Doch auch zu erfreulicheren Themen hält das Jahr wertvolle Lektionen bereit. Zum Beispiel in der Kulinarik. Zu verdanken der SPÖ, die zum Nationalfeiertag auf sich aufmerksam machen will. „Ohne Brösel wäre es nicht das Schnitzel“, lernen wir von der Kampagne. Kochbuch ade. Volksnah und praxisorientiert, was kann da schiefgehen? Das Foto dazu. Es entfacht nämlich eine Grundsatzdebatte: Schnitzel mit Ketchup oder mit Preiselbeeren, was ist hierzulande richtig? Während für die einen zudem das Schnitzel zu Österreich gehört wie das grundsätzliche Stamperl und die zehn Ballkleider, erzürnen sich andere über das fleischerne Sujet. Die Sache mit dem nachhaltigen Leben ist noch nicht endgültig geklärt.

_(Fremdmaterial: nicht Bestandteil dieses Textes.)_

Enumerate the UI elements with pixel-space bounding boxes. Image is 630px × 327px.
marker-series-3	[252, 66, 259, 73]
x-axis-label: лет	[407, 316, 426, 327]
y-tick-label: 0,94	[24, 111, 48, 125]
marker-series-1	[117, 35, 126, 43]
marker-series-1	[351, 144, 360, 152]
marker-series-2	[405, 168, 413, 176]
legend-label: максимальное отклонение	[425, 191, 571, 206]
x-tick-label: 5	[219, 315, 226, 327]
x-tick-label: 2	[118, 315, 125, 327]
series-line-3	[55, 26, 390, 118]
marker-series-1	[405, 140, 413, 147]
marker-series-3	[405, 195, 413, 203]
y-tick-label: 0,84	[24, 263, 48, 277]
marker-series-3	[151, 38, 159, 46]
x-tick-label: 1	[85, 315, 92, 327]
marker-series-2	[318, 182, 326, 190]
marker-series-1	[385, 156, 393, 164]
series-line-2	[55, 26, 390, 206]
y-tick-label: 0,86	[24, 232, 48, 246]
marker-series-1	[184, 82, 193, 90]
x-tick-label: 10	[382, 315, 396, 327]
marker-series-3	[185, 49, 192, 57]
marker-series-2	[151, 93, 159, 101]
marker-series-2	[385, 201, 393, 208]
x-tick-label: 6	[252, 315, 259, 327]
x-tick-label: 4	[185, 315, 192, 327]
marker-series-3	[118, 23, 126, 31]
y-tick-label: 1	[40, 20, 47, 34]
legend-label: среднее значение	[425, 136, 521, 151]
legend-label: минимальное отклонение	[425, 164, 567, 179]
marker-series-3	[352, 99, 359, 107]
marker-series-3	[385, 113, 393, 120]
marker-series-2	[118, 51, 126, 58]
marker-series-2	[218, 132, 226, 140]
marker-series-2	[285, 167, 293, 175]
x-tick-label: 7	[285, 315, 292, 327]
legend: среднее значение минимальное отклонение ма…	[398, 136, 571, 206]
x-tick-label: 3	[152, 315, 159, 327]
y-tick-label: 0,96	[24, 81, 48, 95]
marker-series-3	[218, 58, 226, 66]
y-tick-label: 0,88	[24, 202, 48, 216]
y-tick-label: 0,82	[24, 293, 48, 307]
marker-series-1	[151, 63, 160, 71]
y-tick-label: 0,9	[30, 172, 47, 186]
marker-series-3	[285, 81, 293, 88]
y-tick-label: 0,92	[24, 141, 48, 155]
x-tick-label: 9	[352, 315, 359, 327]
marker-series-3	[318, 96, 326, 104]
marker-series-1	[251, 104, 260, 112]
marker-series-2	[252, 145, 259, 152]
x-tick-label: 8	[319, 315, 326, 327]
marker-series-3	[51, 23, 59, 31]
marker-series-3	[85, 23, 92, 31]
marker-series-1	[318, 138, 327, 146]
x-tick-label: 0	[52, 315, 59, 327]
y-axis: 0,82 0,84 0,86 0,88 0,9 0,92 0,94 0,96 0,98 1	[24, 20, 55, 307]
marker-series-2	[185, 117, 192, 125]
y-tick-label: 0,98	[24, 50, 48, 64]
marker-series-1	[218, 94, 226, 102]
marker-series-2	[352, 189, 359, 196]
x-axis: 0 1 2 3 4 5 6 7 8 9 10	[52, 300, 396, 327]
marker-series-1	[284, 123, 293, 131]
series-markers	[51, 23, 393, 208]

Es entfacht eine Grundsatzdebatte: Schnitzel mit Ketchup oder mit Preiselbeeren, was ist hierzulande richtig?
Es war das Jahr, in dem die großen Fragen auf die kleinen stießen, das Schnitzel auf die nationale Identität, der Heizkörperthermostat auf Putin, die Chats auf die Öffentlichkeit, der Physikunterricht auf den Nobelpreis, das Haareschneiden auf die Freiheit, der Fußball auf die Korruption. Und wir lernen: immer Neues.